Ela gosta de beijar (veja Kossuth-Görgey), deixa-se levar por uma alegria incontida, ri, gargalha, relincha – são diversas variedades de beijo. Que gostoso!, e ela fica brincando na minha boca, mais, vamos, mais um pouquinho, a língua endurece, quase bate no céu da boca, emite trinados lá dentro na escuridão, na minha escuridão. A Paganini dos beijos, digo, vulgar. Quieta! Estou trabalhando! Os beijos deslizam sobre ela, sobre o pescoço, sobre o rosto bronzeado, as bochechas, o nariz, as órbitas, eu a beijo nos olhos, nas têmporas, no alto da cabeça, as coxas se movimentam, apenas se mexem, se tocam e se separam, e nas costelas e nos ossos…
A rendição na planície de Majtény, ela geme.
SEIS
Há uma mulher. Ela me odeia. Tem mau hálito. Da boca dela emergem diferentes cheiros. Podem ser divididos em dois grupos principais, a saber: dependem de ela ter comido ou não. A identificação das circunstâncias acima é uma ciência divertida, talvez sem importância. Sopa de couve-flor. Acompanhada de chucrute. E os básicos, cebola, alho. Por outro lado, por exemplo, o tempero das folhas verdes com alho-poró requer certa sofisticação. E se trata de uma mulher limpa, ou seja, tudo acontece em meio a uma abundância de escovação de dentes, não raro de um excesso de pastas de dentes.

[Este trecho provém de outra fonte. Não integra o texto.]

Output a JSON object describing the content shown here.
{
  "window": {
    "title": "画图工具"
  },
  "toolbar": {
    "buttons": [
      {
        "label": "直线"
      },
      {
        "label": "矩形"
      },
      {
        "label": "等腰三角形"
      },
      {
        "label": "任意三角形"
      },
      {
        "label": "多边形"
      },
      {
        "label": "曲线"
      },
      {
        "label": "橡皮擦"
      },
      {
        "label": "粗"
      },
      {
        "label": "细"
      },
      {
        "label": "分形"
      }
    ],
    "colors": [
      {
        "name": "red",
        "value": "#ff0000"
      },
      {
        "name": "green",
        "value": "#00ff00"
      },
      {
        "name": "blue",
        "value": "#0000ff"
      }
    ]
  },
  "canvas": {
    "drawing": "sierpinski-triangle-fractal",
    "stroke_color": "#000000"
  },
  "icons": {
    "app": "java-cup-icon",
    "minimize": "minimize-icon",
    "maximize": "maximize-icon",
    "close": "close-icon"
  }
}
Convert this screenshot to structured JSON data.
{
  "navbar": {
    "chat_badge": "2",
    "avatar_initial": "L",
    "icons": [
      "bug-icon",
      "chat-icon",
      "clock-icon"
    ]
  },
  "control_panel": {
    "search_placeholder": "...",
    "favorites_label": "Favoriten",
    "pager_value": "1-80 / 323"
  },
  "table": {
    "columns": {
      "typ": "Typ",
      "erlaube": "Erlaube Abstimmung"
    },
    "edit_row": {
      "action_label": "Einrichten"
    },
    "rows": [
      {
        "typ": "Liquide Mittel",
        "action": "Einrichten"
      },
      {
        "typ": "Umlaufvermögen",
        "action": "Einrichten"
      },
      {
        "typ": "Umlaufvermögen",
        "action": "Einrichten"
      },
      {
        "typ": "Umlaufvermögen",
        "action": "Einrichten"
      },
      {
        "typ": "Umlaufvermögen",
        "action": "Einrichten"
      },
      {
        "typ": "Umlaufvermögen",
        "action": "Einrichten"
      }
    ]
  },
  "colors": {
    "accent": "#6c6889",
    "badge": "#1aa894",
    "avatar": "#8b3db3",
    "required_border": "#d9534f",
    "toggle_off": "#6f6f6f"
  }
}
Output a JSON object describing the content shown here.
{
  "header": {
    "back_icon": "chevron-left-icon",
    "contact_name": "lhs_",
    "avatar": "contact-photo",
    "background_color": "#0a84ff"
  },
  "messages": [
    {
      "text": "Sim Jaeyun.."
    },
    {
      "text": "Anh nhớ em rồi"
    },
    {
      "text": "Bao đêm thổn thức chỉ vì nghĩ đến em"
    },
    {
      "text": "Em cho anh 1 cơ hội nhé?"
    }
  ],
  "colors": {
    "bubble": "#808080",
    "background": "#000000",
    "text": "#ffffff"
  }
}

Quando ela não come é que a coisa fica séria, pois nesse caso não existe ontem nem crepúsculo, quando está alimentada não existe coisa parecida, não existe tempo, não existe causa nem efeito, não existe, portanto, lógica, não existe história, não existe memória (e assim também não existe moral), e não existe sociedade, sem falar em país, pátria, nação, existe somente uma pessoa (eu a conheço, por isso falo assim) que exala despersonalização, um fedor pútrido, morno.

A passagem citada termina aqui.